611.60H31/102: Telegram

The Secretary of State to the Minister in Yugoslavia (Lane)

10. Your despatch 224, April 20, and 228, April 22, and telegram 59, May 10.7

1.
The Department has been giving consideration to a proposed unilateral declaration by the Yugoslav Government concerning the application of quota control to American imports, as presented by Fotitch. The conclusion has been reached that the contemplated declaration would be unsatisfactory because of the treatment which it envisages for American automobiles imported into Yugoslavia. We feel entitled to a much larger share of Yugoslav automobile trade than that proposed in Fotitch’s latest communication.
2.
However, even if the proposed declaration should provide the United States with a fair share of the automobile trade, we should much prefer to conclude a satisfactory modus vivendi to govern our trade relations with Yugoslavia.

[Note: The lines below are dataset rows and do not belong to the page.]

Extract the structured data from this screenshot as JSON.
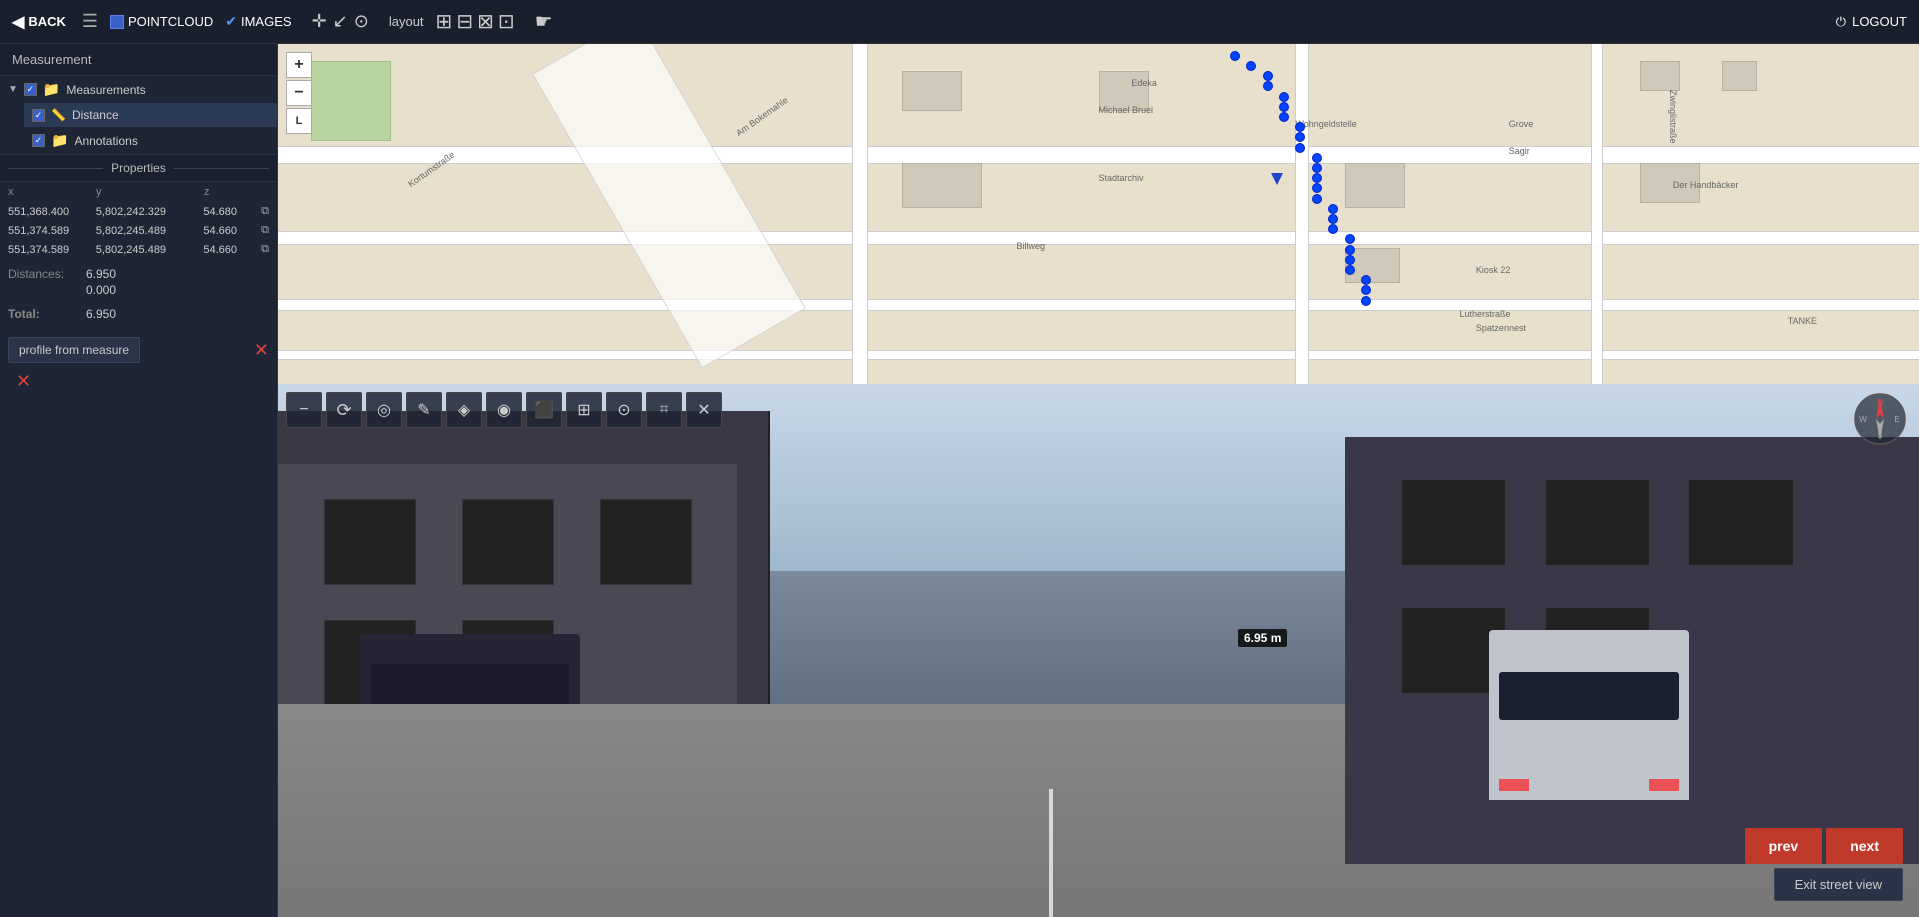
{
  "topbar": {
    "back_label": "BACK",
    "hamburger": "☰",
    "pointcloud_label": "POINTCLOUD",
    "images_label": "IMAGES",
    "layout_label": "layout",
    "logout_label": "LOGOUT",
    "toolbar_icons": [
      "✛",
      "↙",
      "⊙"
    ],
    "layout_icons": [
      "⊞",
      "⊟",
      "⊠",
      "⊡"
    ],
    "cursor_icon": "☛"
  },
  "left_panel": {
    "title": "Measurement",
    "tree": {
      "measurements_label": "Measurements",
      "distance_label": "Distance",
      "annotations_label": "Annotations"
    },
    "properties_label": "Properties",
    "coords": {
      "headers": {
        "x": "x",
        "y": "y",
        "z": "z"
      },
      "rows": [
        {
          "x": "551,368.400",
          "y": "5,802,242.329",
          "z": "54.680"
        },
        {
          "x": "551,374.589",
          "y": "5,802,245.489",
          "z": "54.660"
        },
        {
          "x": "551,374.589",
          "y": "5,802,245.489",
          "z": "54.660"
        }
      ]
    },
    "distances_label": "Distances:",
    "dist_values": [
      "6.950",
      "0.000"
    ],
    "total_label": "Total:",
    "total_value": "6.950",
    "profile_btn_label": "profile from measure"
  },
  "map": {
    "zoom_plus": "+",
    "zoom_minus": "-",
    "zoom_l": "L",
    "track_dots_count": 25,
    "street_labels": [
      "Kortumstraße",
      "Am Bokemahle",
      "Billweg",
      "Zwinglistraße",
      "Lutherstraße"
    ],
    "map_labels_misc": [
      "Edeka",
      "Michael Bruel",
      "Wohngeldstelle",
      "Grove",
      "Stadtarchiv",
      "Sagir",
      "Kiosk 22",
      "Spatzennest",
      "Der Handbacker",
      "TANKE"
    ]
  },
  "street_view": {
    "toolbar_buttons": [
      "-",
      "⟳",
      "◎",
      "✎",
      "◈",
      "✿",
      "⬛",
      "⊞",
      "⊙",
      "⌗",
      "✕"
    ],
    "measurement_label": "6.95 m",
    "prev_label": "prev",
    "next_label": "next",
    "exit_label": "Exit street view"
  },
  "colors": {
    "accent_blue": "#3a5fc8",
    "track_blue": "#0044ff",
    "measurement_red": "#ff3333",
    "btn_red": "#c0392b",
    "panel_bg": "#1e2535",
    "topbar_bg": "#1a1f2e"
  }
}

The Department therefore has noted with interest intimations from you to the effect that the Yugoslavs would welcome a proposal from us looking to a liberalization of their trade policy and that the present moment would seem opportune for the presentation of such a proposal. Accordingly in your forthcoming interview with Stoyadinovitch8 you are instructed to [Page 692] indicate why the proposed unilateral declaration is not considered satisfactory and to suggest to him the desirability of concluding a modus vivendi on the most-favored-nation basis which, by assuring non-discriminatory treatment of American trade in Yugoslavia, would likewise assure Yugoslav trade of continuing enjoyment of benefits of trade agreements negotiated with third countries. Such an agreement would be along the lines of the modus vivendi proposed to the Yugoslav Government in December, 1936,9 copy of which was transmitted to the Legation along with a copy of the Note of December 17, 1936,10 in Instruction 183, December 21, 1936.11 For a later draft of an agreement negotiated for a similar purpose you may wish to refer to the annex to the temporary commercial arrangement of December 16, 1937 with Italy, text of which appears in the Executive Agreement Series No. 116.12 If it is indicated by the Yugoslav Government that the negotiation of such a modus vivendi is possible the Department would be prepared to send you a revised draft for transmission to the Yugoslav officials.
3.
We are, of course, always prepared to consider and review the possibilities of concluding a trade agreement with the Yugoslav Government. The principal difficulty appears to be that Yugoslavia is in general not a leading supplier of the products we buy from her. In consequence Yugoslavia’s main benefit from our trade-agreements program would seem to lie in the generalization policy under which Yugoslav goods receive the reduced tariff rates provided in trade agreements negotiated with other countries. It should be noted that products imported into the United States from Yugoslavia with respect to which the benefits of trade-agreement concessions are now extended to Yugoslavia (the most important of which are natural cherries, hops, shoes and cement) accounted for 11 percent of the value of total imports of Yugoslav products into the United States in 1936. It is further significant that in the case of many of these articles there were no imports from Yugoslavia prior to the tariff reductions going into effect. Products of interest to Yugoslavia with respect to which concessions may be granted in agreements at present contemplated accounted for a further 6 percent of imports from Yugoslavia in 1936.
4.
The conclusion of a modus vivendi such as proposed in paragraph numbered 2 above would not in any way prejudice the possibility of negotiating a trade agreement later if and when satisfactory basis therefor might be found, but would rather serve to improve the [Page 693] prospects by regularizing our commercial relations upon a substantially more satisfactory basis than that envisaged in Fotitch’s proposals.

For your information Fotitch is being informed of the sense of the aforegoing.

Hull
  1. None printed.
  2. Milan Stoyadinovitch, Yugoslav Prime Minister.
  3. Foreign Relations, 1936, vol. ii, p. 827.
  4. Ibid., p. 825.
  5. Not printed.
  6. For correspondence concerning commercial arrangement with Italy, see Foreign Relations, 1937, vol. ii, pp. 435 ff.